Enter Sadie (Kayli Carter), Richard’s beaming stepniece, a creative-writing student at Bard who comes to crash with the couple while she gets her life together. Marveling at their home, at all they’ve given up for art, this guileless relation gushes compliments that she doesn’t realize are insulting. She’s surprising sunshine in their clutter of books, a break from their broken-hearted routine of schlubbing around in underpants and ghastly robes. You can see, in their encouraging of her writing, that they would be good parents. But their every interaction with her also is stained by their need. Even before they pop the inevitable question, we’re left to wonder whether they’re preying on her — whether this is also a horror story. Then, after she has agreed to donate an egg, the tension grows even more acute. How will her protective suburban mother (Molly Shannon) and father (John Carroll Lynch) react? And can everyone get through Thanksgiving without disaster?

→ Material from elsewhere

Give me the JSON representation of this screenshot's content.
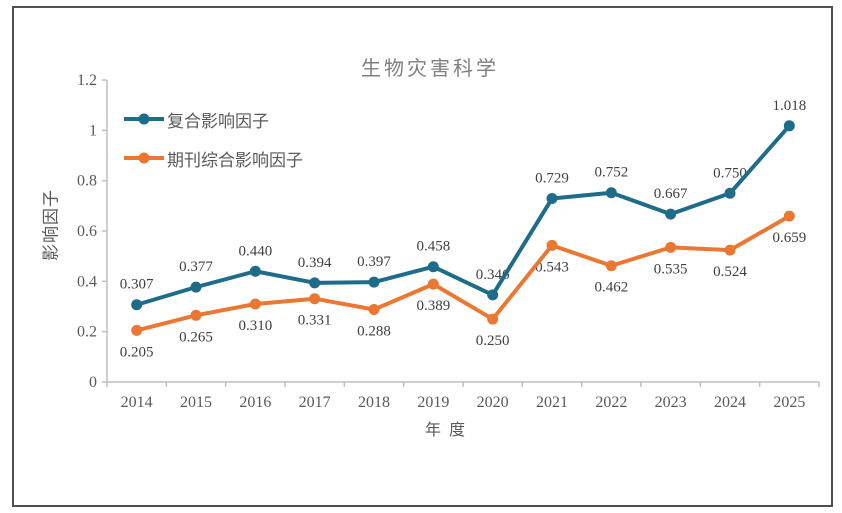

That Thanksgiving scene proves riotous. But Jenkins (director of The Savages and Slums of Beverly Hills) is always more interested in emotional truth than she is in laughs. Throughout Private Life’s tense 124 minutes, she continually achieves both at once. Yet again she proves herself marvelously attuned to the milieu of her people, each detail precise and revealing, and also to the hilariousness of any of us at our most ordinary; the way Rachel speed-cleans the bathroom without pants or panties on is both entirely natural yet transgressively comic when put up on a screen. Her excellent cast embodies this duo without condescension or self-consciousness, betraying no sense that anything they say or do is in the least bit funny — or, when they’re plying young Sadie with street tacos or assuring her that the hormone treatments will be no big deal, that any of this is creepy.

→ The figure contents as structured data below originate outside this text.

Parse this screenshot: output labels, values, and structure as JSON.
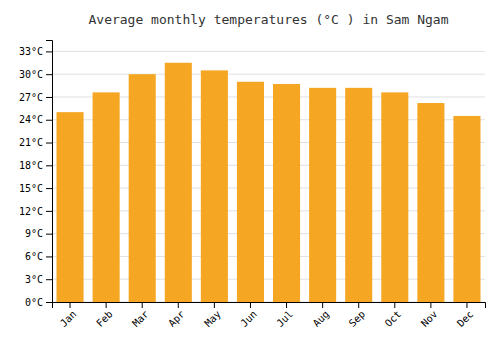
{
  "chart_data": {
    "type": "bar",
    "title": "Average monthly temperatures (°C ) in Sam Ngam",
    "categories": [
      "Jan",
      "Feb",
      "Mar",
      "Apr",
      "May",
      "Jun",
      "Jul",
      "Aug",
      "Sep",
      "Oct",
      "Nov",
      "Dec"
    ],
    "values": [
      25.0,
      27.6,
      30.0,
      31.5,
      30.5,
      29.0,
      28.7,
      28.2,
      28.2,
      27.6,
      26.2,
      24.5
    ],
    "color": "#F5A623",
    "ylim": [
      0,
      34.5
    ],
    "yticks": [
      {
        "value": 0,
        "label": "0°C"
      },
      {
        "value": 3,
        "label": "3°C"
      },
      {
        "value": 6,
        "label": "6°C"
      },
      {
        "value": 9,
        "label": "9°C"
      },
      {
        "value": 12,
        "label": "12°C"
      },
      {
        "value": 15,
        "label": "15°C"
      },
      {
        "value": 18,
        "label": "18°C"
      },
      {
        "value": 21,
        "label": "21°C"
      },
      {
        "value": 24,
        "label": "24°C"
      },
      {
        "value": 27,
        "label": "27°C"
      },
      {
        "value": 30,
        "label": "30°C"
      },
      {
        "value": 33,
        "label": "33°C"
      }
    ],
    "grid": true
  }
}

As in The Savages, which paired Laura Linney and Philip Seymour Hoffman as siblings, Jenkins allows both of her leads actually to be leads – they share the film and most scenes, and much of its vital power arises from the connection between them. Like many longtime couples, they seem to have gone a bit mad together; some of the film’s suspense comes from the question of whether they’ve gone harmlessly mad. Especially moving are the ebbs in that connection, the moments Rachel and Richard fall out of sync and bicker about approaches to fertility or how often they have sex or whether Richard is a little too into evaluating the physique of a potential egg donor. Subtly but convincingly, the two always find their way back to each other.

Carter, too, is convincing and amusing in the role of Sadie, a young woman whose understanding of just what she’s signed up for at times is comically uncertain. Sadie is inexperienced but she’s not dumb. Despite Rachel and Richard’s sense of out-of-time failure, she has taken them as a romantic example of how to live; it’s one of this moving film’s most potent developments to see them finally understand that she’s even more like them than they expect. Like them, she’s going to face a life of beautiful disappointment.

Private Life premieres October 5 on Netflix.